What Percent Should HOA Reserves Be Funded?

We’re often asked “what percent should HOA reserves be funded?” The short answer is that there is no “one size fits all” benchmark for measuring the health of your community association’s reserve funds when it comes to applying the percent funded model.

To understand percent funded, one must first understand what a fully funded balance is. A fully funded balance is the balance that is in direct proportion to the fraction of life “used up” for a given component. For example, if an association has a $100,000 roof that is half way through its 20-year useful life, the fully funded balance in the 10th year would be $50,000 (10 years / 20 years x $100,000 = $50,000).

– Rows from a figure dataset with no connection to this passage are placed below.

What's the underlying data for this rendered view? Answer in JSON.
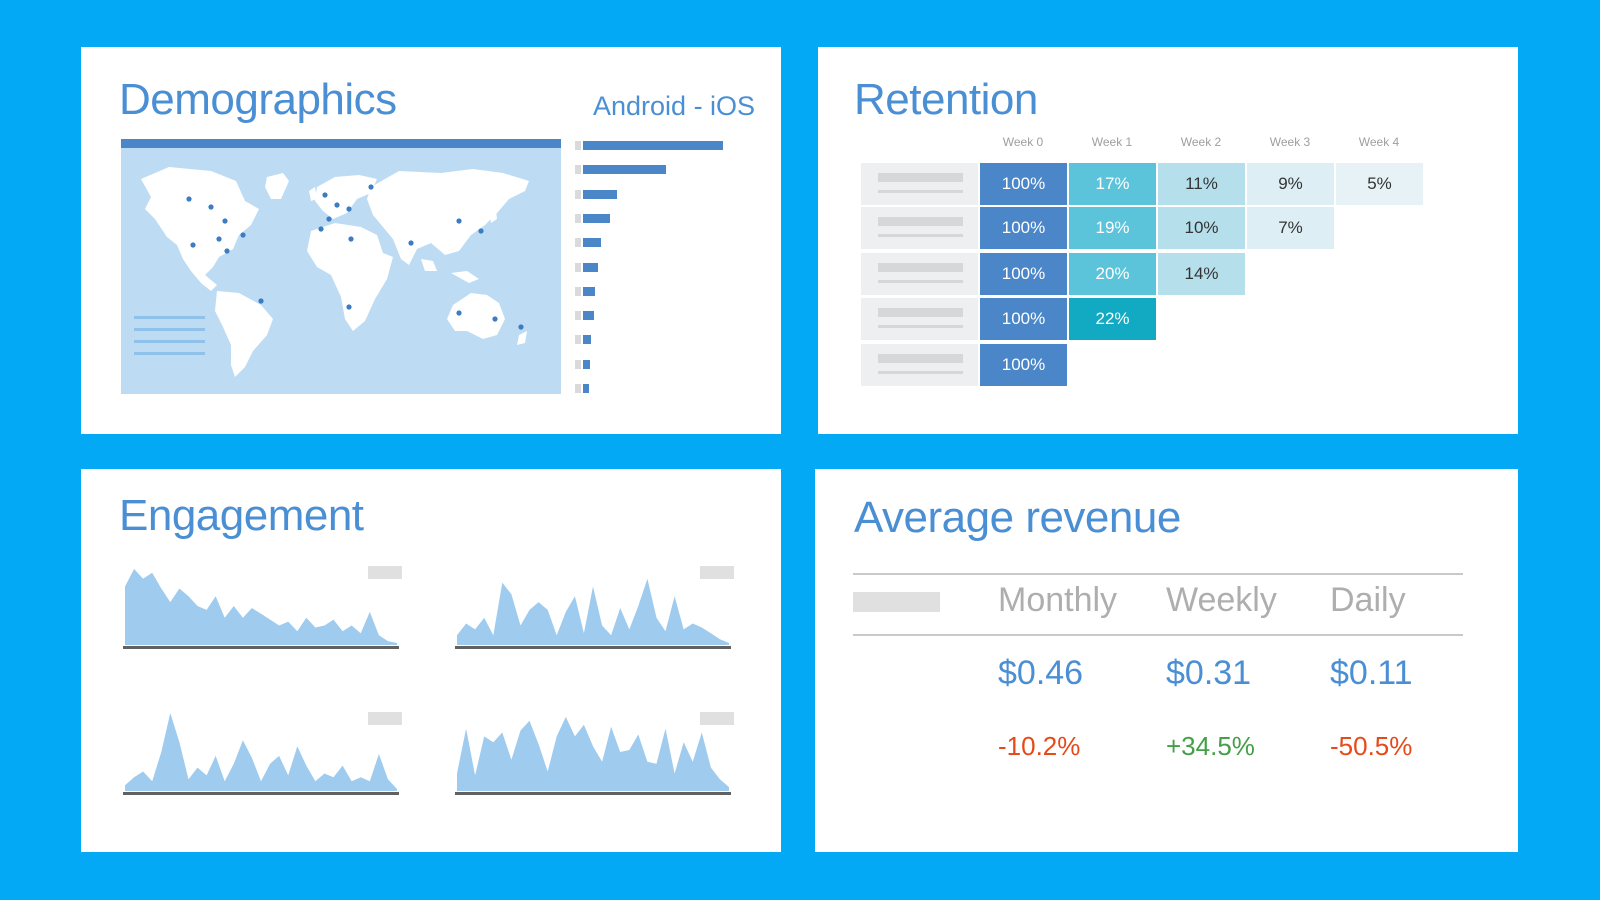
{
  "demographics": {
    "title": "Demographics",
    "subtitle": "Android - iOS",
    "bar_values": [
      1.0,
      0.59,
      0.24,
      0.19,
      0.13,
      0.11,
      0.085,
      0.075,
      0.055,
      0.047,
      0.04
    ],
    "colors": {
      "bar": "#4A86C8",
      "track": "#DADADA",
      "map": "#BDDCF4",
      "land": "#FFFFFF",
      "dot": "#3C7CC2"
    }
  },
  "retention": {
    "title": "Retention",
    "weeks": [
      "Week 0",
      "Week 1",
      "Week 2",
      "Week 3",
      "Week 4"
    ],
    "rows": [
      [
        "100%",
        "17%",
        "11%",
        "9%",
        "5%"
      ],
      [
        "100%",
        "19%",
        "10%",
        "7%"
      ],
      [
        "100%",
        "20%",
        "14%"
      ],
      [
        "100%",
        "22%"
      ],
      [
        "100%"
      ]
    ]
  },
  "engagement": {
    "title": "Engagement",
    "series": [
      [
        60,
        78,
        68,
        74,
        58,
        44,
        58,
        50,
        40,
        36,
        50,
        28,
        40,
        28,
        38,
        32,
        26,
        20,
        24,
        14,
        28,
        18,
        20,
        26,
        14,
        20,
        12,
        34,
        10,
        4,
        2
      ],
      [
        10,
        22,
        16,
        28,
        10,
        64,
        52,
        20,
        36,
        44,
        36,
        10,
        34,
        50,
        12,
        60,
        20,
        10,
        38,
        16,
        40,
        68,
        28,
        14,
        50,
        16,
        22,
        18,
        12,
        6,
        2
      ],
      [
        6,
        14,
        20,
        10,
        40,
        80,
        50,
        12,
        24,
        16,
        36,
        10,
        28,
        52,
        34,
        10,
        28,
        36,
        16,
        46,
        26,
        10,
        18,
        14,
        26,
        10,
        14,
        10,
        38,
        12,
        2
      ],
      [
        18,
        64,
        16,
        56,
        50,
        60,
        32,
        62,
        72,
        48,
        20,
        56,
        76,
        56,
        68,
        46,
        30,
        66,
        40,
        42,
        58,
        30,
        28,
        64,
        18,
        50,
        30,
        60,
        24,
        12,
        4
      ]
    ],
    "colors": {
      "fill": "#9FCBEE",
      "baseline": "#616161",
      "tag": "#E0E0E0"
    }
  },
  "revenue": {
    "title": "Average revenue",
    "columns": [
      {
        "label": "Monthly",
        "value": "$0.46",
        "change": "-10.2%",
        "change_color": "#E64A19"
      },
      {
        "label": "Weekly",
        "value": "$0.31",
        "change": "+34.5%",
        "change_color": "#43A047"
      },
      {
        "label": "Daily",
        "value": "$0.11",
        "change": "-50.5%",
        "change_color": "#E64A19"
      }
    ]
  },
  "colors": {
    "background": "#03A9F4",
    "title": "#4A8FD4",
    "card": "#FFFFFF"
  }
}
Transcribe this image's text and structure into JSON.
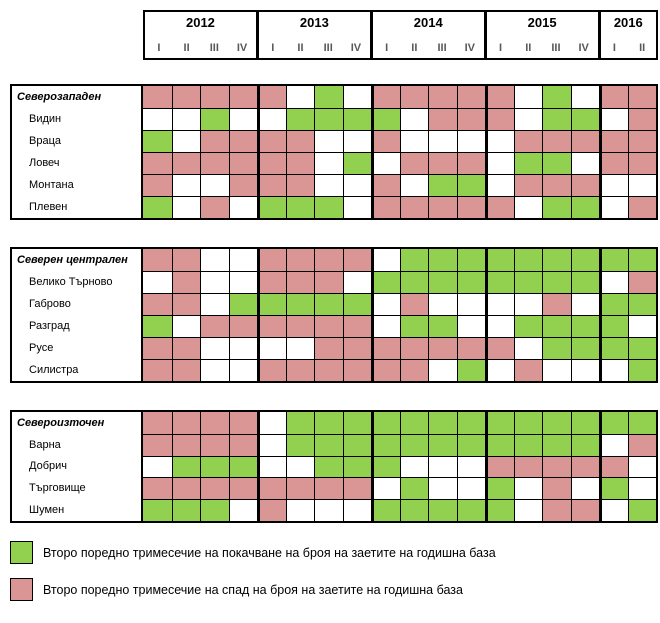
{
  "colors": {
    "increase": "#92D050",
    "decrease": "#D99694",
    "none": "#FFFFFF",
    "grid_line": "#000000",
    "quarter_label_text": "#595959"
  },
  "header": {
    "years": [
      {
        "label": "2012",
        "quarters": [
          "I",
          "II",
          "III",
          "IV"
        ]
      },
      {
        "label": "2013",
        "quarters": [
          "I",
          "II",
          "III",
          "IV"
        ]
      },
      {
        "label": "2014",
        "quarters": [
          "I",
          "II",
          "III",
          "IV"
        ]
      },
      {
        "label": "2015",
        "quarters": [
          "I",
          "II",
          "III",
          "IV"
        ]
      },
      {
        "label": "2016",
        "quarters": [
          "I",
          "II"
        ]
      }
    ]
  },
  "chart_data": {
    "type": "heatmap",
    "columns": [
      "2012-I",
      "2012-II",
      "2012-III",
      "2012-IV",
      "2013-I",
      "2013-II",
      "2013-III",
      "2013-IV",
      "2014-I",
      "2014-II",
      "2014-III",
      "2014-IV",
      "2015-I",
      "2015-II",
      "2015-III",
      "2015-IV",
      "2016-I",
      "2016-II"
    ],
    "cell_codes": {
      "G": "increase (second consecutive quarter of growth in employed, y/y)",
      "P": "decrease (second consecutive quarter of decline in employed, y/y)",
      "W": "none"
    },
    "blocks": [
      {
        "rows": [
          {
            "label": "Северозападен",
            "region": true,
            "cells": "PPPPPWGWPPPPPWGWPP"
          },
          {
            "label": "Видин",
            "region": false,
            "cells": "WWGWWGGGGWPPPWGGWP"
          },
          {
            "label": "Враца",
            "region": false,
            "cells": "GWPPPPWWPWWWWPPPPP"
          },
          {
            "label": "Ловеч",
            "region": false,
            "cells": "PPPPPPWGWPPPWGGWPP"
          },
          {
            "label": "Монтана",
            "region": false,
            "cells": "PWWPPPWWPWGGWPPPWW"
          },
          {
            "label": "Плевен",
            "region": false,
            "cells": "GWPWGGGWPPPPPWGGWP"
          }
        ]
      },
      {
        "rows": [
          {
            "label": "Северен централен",
            "region": true,
            "cells": "PPWWPPPPWGGGGGGGGG"
          },
          {
            "label": "Велико Търново",
            "region": false,
            "cells": "WPWWPPPWGGGGGGGGWP"
          },
          {
            "label": "Габрово",
            "region": false,
            "cells": "PPWGGGGGWPWWWWPWGG"
          },
          {
            "label": "Разград",
            "region": false,
            "cells": "GWPPPPPPWGGWWGGGGW"
          },
          {
            "label": "Русе",
            "region": false,
            "cells": "PPWWWWPPPPPPPWGGGG"
          },
          {
            "label": "Силистра",
            "region": false,
            "cells": "PPWWPPPPPPWGWPWWWG"
          }
        ]
      },
      {
        "rows": [
          {
            "label": "Североизточен",
            "region": true,
            "cells": "PPPPWGGGGGGGGGGGGG"
          },
          {
            "label": "Варна",
            "region": false,
            "cells": "PPPPWGGGGGGGGGGGWP"
          },
          {
            "label": "Добрич",
            "region": false,
            "cells": "WGGGWWGGGWWWPPPPPW"
          },
          {
            "label": "Търговище",
            "region": false,
            "cells": "PPPPPPPPWGWWGWPWGW"
          },
          {
            "label": "Шумен",
            "region": false,
            "cells": "GGGWPWWWGGGGGWPPWG"
          }
        ]
      }
    ]
  },
  "legend": {
    "items": [
      {
        "color_key": "increase",
        "label": "Второ поредно тримесечие на покачване на броя на заетите на годишна база"
      },
      {
        "color_key": "decrease",
        "label": "Второ поредно тримесечие на спад на броя на заетите на годишна база"
      }
    ]
  }
}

Percent funded is calculated by dividing the current reserve fund balance by the fully funded balance. In the above example, if the association has $30,000 in reserves in year 10, it is 60% funded ($30,000 / $50,000). In this case, one might say that being 60% funded is or is not sufficient. There is very little evidence that suggests a specific percentage rate applies to all or even a majority of associations. Percent funded provides a simple mathematical interpretation of the general strength of reserve funds but fails to provide context as to the adequacy of current reserve contributions. Some communities function very well with 20-to-30% of the fully funded balance on hand at any one point in time. Others would have to have 100% of the fully funded balance on hand to avoid a special assessment.

In lieu of targeting an arbitrary percentage of the fully funded balance, Associations should target a path (funding plan) that considers their specific needs. Most in the reserve study industry agree that stable, consistent reserve contributions that cover the cost of capital expenditures over time (aka threshold funding) is a more thoughtful approach to reserve planning compared to targeting a nominal percentage of the fully funded balance. This approach ensures adequate reserve funds from year-to-year and often results in lower annual assessments than targeting 100% of the fully funded balance.